Two decades before becoming an MP, the Shadow Minister worked in construction with a company that was Network Rail Link Up approved, and worked on stations that included Birmingham New Street and London Bridge.
“I feel very passionately about the industry and believe that I intrinsically get it,” he said, “and I make sure that my Labour Party colleagues are in tune with that too. I am 100 per cent optimistic about the role that rail can play in the future. Rail is very much at the heart of transforming our economy and rebuilding but we need to make sure that significant investment is there in order for that to materialise.
“We have to take a long-term view, whether we’re talking about the decarbonisation of the transport system, our economy, or tackling the climate crisis.

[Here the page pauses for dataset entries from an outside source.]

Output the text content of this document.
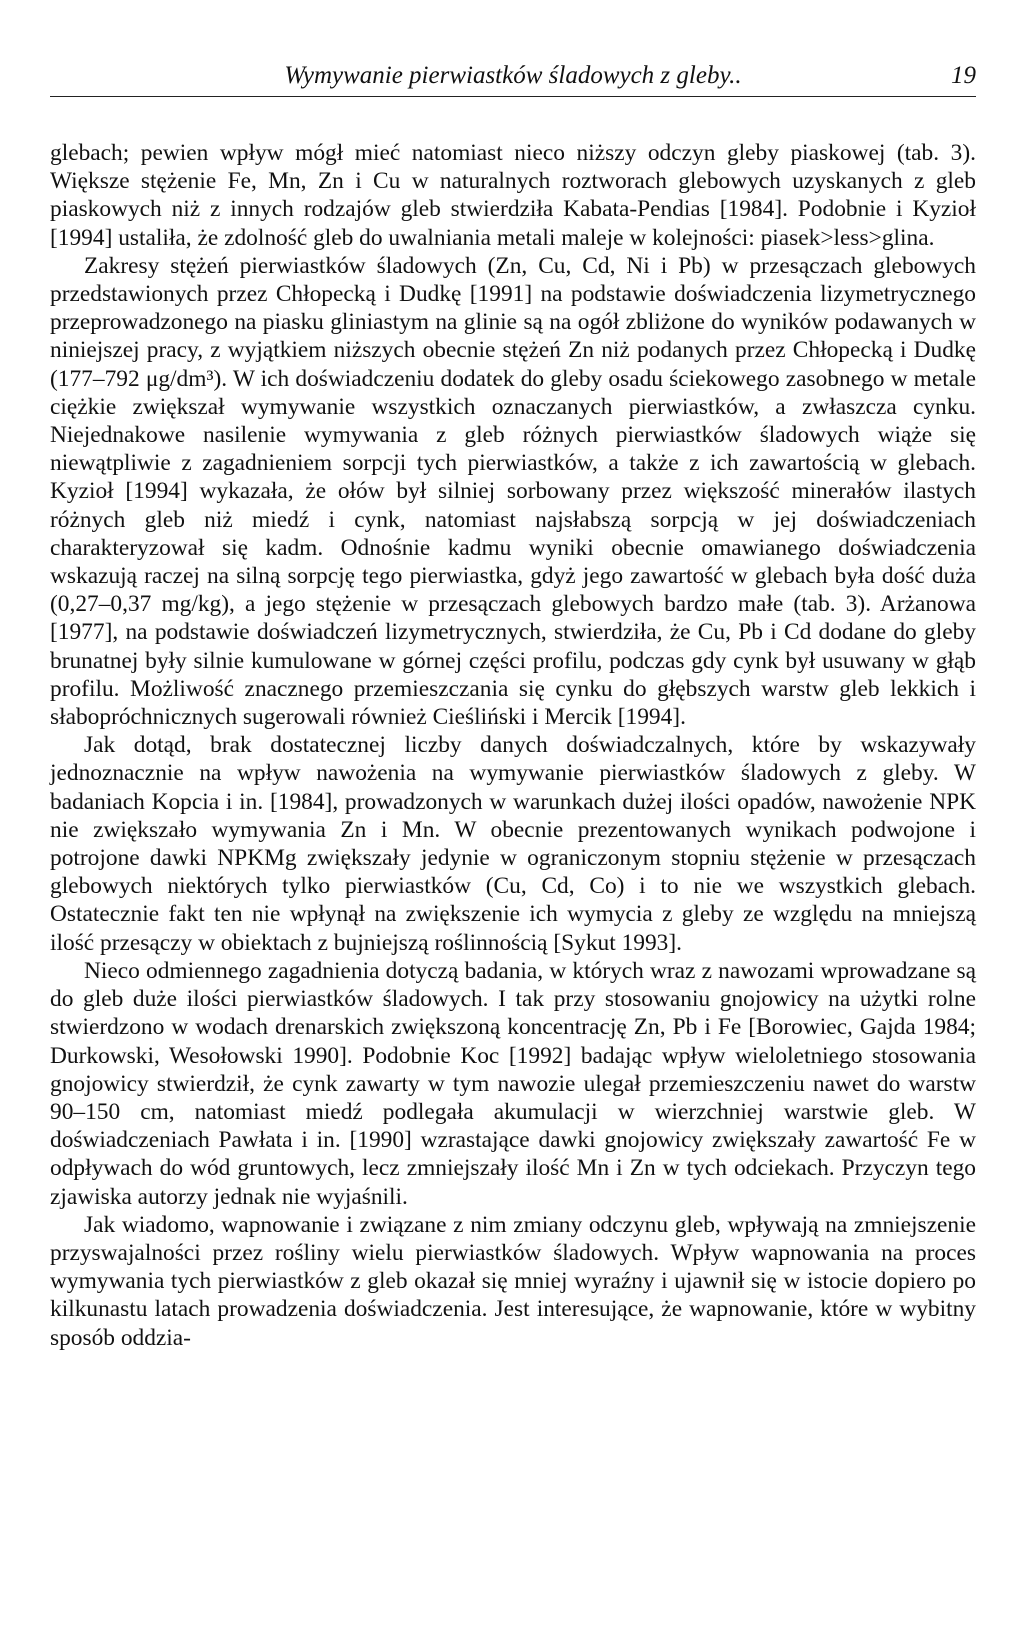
Wymywanie pierwiastków śladowych z gleby..	19

glebach; pewien wpływ mógł mieć natomiast nieco niższy odczyn gleby piaskowej (tab. 3). Większe stężenie Fe, Mn, Zn i Cu w naturalnych roztworach glebowych uzyskanych z gleb piaskowych niż z innych rodzajów gleb stwierdziła Kabata-Pendias [1984]. Podobnie i Kyzioł [1994] ustaliła, że zdolność gleb do uwalniania metali maleje w kolejności: piasek>less>glina.

Zakresy stężeń pierwiastków śladowych (Zn, Cu, Cd, Ni i Pb) w przesączach glebowych przedstawionych przez Chłopecką i Dudkę [1991] na podstawie doświadczenia lizymetrycznego przeprowadzonego na piasku gliniastym na glinie są na ogół zbliżone do wyników podawanych w niniejszej pracy, z wyjątkiem niższych obecnie stężeń Zn niż podanych przez Chłopecką i Dudkę (177–792 μg/dm³). W ich doświadczeniu dodatek do gleby osadu ściekowego zasobnego w metale ciężkie zwiększał wymywanie wszystkich oznaczanych pierwiastków, a zwłaszcza cynku. Niejednakowe nasilenie wymywania z gleb różnych pierwiastków śladowych wiąże się niewątpliwie z zagadnieniem sorpcji tych pierwiastków, a także z ich zawartością w glebach. Kyzioł [1994] wykazała, że ołów był silniej sorbowany przez większość minerałów ilastych różnych gleb niż miedź i cynk, natomiast najsłabszą sorpcją w jej doświadczeniach charakteryzował się kadm. Odnośnie kadmu wyniki obecnie omawianego doświadczenia wskazują raczej na silną sorpcję tego pierwiastka, gdyż jego zawartość w glebach była dość duża (0,27–0,37 mg/kg), a jego stężenie w przesączach glebowych bardzo małe (tab. 3). Arżanowa [1977], na podstawie doświadczeń lizymetrycznych, stwierdziła, że Cu, Pb i Cd dodane do gleby brunatnej były silnie kumulowane w górnej części profilu, podczas gdy cynk był usuwany w głąb profilu. Możliwość znacznego przemieszczania się cynku do głębszych warstw gleb lekkich i słabopróchnicznych sugerowali również Cieśliński i Mercik [1994].

Jak dotąd, brak dostatecznej liczby danych doświadczalnych, które by wskazywały jednoznacznie na wpływ nawożenia na wymywanie pierwiastków śladowych z gleby. W badaniach Kopcia i in. [1984], prowadzonych w warunkach dużej ilości opadów, nawożenie NPK nie zwiększało wymywania Zn i Mn. W obecnie prezentowanych wynikach podwojone i potrojone dawki NPKMg zwiększały jedynie w ograniczonym stopniu stężenie w przesączach glebowych niektórych tylko pierwiastków (Cu, Cd, Co) i to nie we wszystkich glebach. Ostatecznie fakt ten nie wpłynął na zwiększenie ich wymycia z gleby ze względu na mniejszą ilość przesączy w obiektach z bujniejszą roślinnością [Sykut 1993].

Nieco odmiennego zagadnienia dotyczą badania, w których wraz z nawozami wprowadzane są do gleb duże ilości pierwiastków śladowych. I tak przy stosowaniu gnojowicy na użytki rolne stwierdzono w wodach drenarskich zwiększoną koncentrację Zn, Pb i Fe [Borowiec, Gajda 1984; Durkowski, Wesołowski 1990]. Podobnie Koc [1992] badając wpływ wieloletniego stosowania gnojowicy stwierdził, że cynk zawarty w tym nawozie ulegał przemieszczeniu nawet do warstw 90–150 cm, natomiast miedź podlegała akumulacji w wierzchniej warstwie gleb. W doświadczeniach Pawłata i in. [1990] wzrastające dawki gnojowicy zwiększały zawartość Fe w odpływach do wód gruntowych, lecz zmniejszały ilość Mn i Zn w tych odciekach. Przyczyn tego zjawiska autorzy jednak nie wyjaśnili.

Jak wiadomo, wapnowanie i związane z nim zmiany odczynu gleb, wpływają na zmniejszenie przyswajalności przez rośliny wielu pierwiastków śladowych. Wpływ wapnowania na proces wymywania tych pierwiastków z gleb okazał się mniej wyraźny i ujawnił się w istocie dopiero po kilkunastu latach prowadzenia doświadczenia. Jest interesujące, że wapnowanie, które w wybitny sposób oddzia-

“A Labour government would deliver the whole of Northern Powerhouse Rail and make sure we have that connectivity because east to west is just as important as north to south. We’d also make sure that the promised new station at Bradford materialises.
“We’re talking about much more than HS2 and Northern Powerhouse Rail. Labour would also deliver a mass rolling programme of electrification because we are falling way behind our European counterparts.”
Electric dreams The Office of Rail and Road (ORR) statistics on rail emissions and Rail Infrastructure and Assets state that 38 per cent of the mainline railway route is now electrified. In comparison, Germany has over 60 per cent of electrified routes, Italy more than 70 per cent and Belgium over 80 per cent.
Mr Dhesi added: “For the nation that pioneered rail that is just not good enough, so we have to make that investment. In meetings with stakeholders and industry experts over the past 18 months I have begun to build a strong picture of what is required.
“We need investment in jobs, skills and apprenticeships, we need to invest in accessibility, in rail infrastructure and new stations, tackle the climate crisis and make the transition to electrification and alternative power, to reform our ticketing systems and have integration with the wider public transport system so that people can move from one mode of transport to another easily.
“If we make our rail system and wider public transport more convenient, affordable and accessible, especially for people with disabilities, then we will make it a lot easier for everyone to use rail rather than resort to their cars.
“A Labour government will take rail back into public ownership, rather than making adjustments to this fragmented and failed franchise system that has had its day. We will replace that with a publicly owned railway system where we prioritise people over profit.
“At the moment the government has created the worst of both worlds with their plans for Great British Railways. The Plan for Rail nationalises the risk but privatises the profits. The government approaches rail reform from an ideological position that blinds them to the reasons why the system simply doesn’t work. We will hold this government to account on rail as we have in the past. What they should do and we will do is work towards a unified system that places the onus on quality and the reliability of services.
“Labour intrinsically understands rail. The last Labour government prioritised investment in modernising old, inefficient rolling stock. Having invested those billions, the priority of the past decade should have been a rolling programme of electrification instead of a decade of missed opportunities and failure.
“We will make sure that investment in major transport infrastructure programmes happens. We’ll also invest in a rolling programme of electrification and deliver on our promise in terms of the wider economy, with £28 billion invested in green industries and green jobs, which rail sits neatly within.
“Whereas rail accounts for 10 per cent of passenger journeys, it only accounts for one per cent of CO2 emissions. So it doesn’t take a genius to work out if you get more people onto rail, that will have a greater, positive impact on our environment.”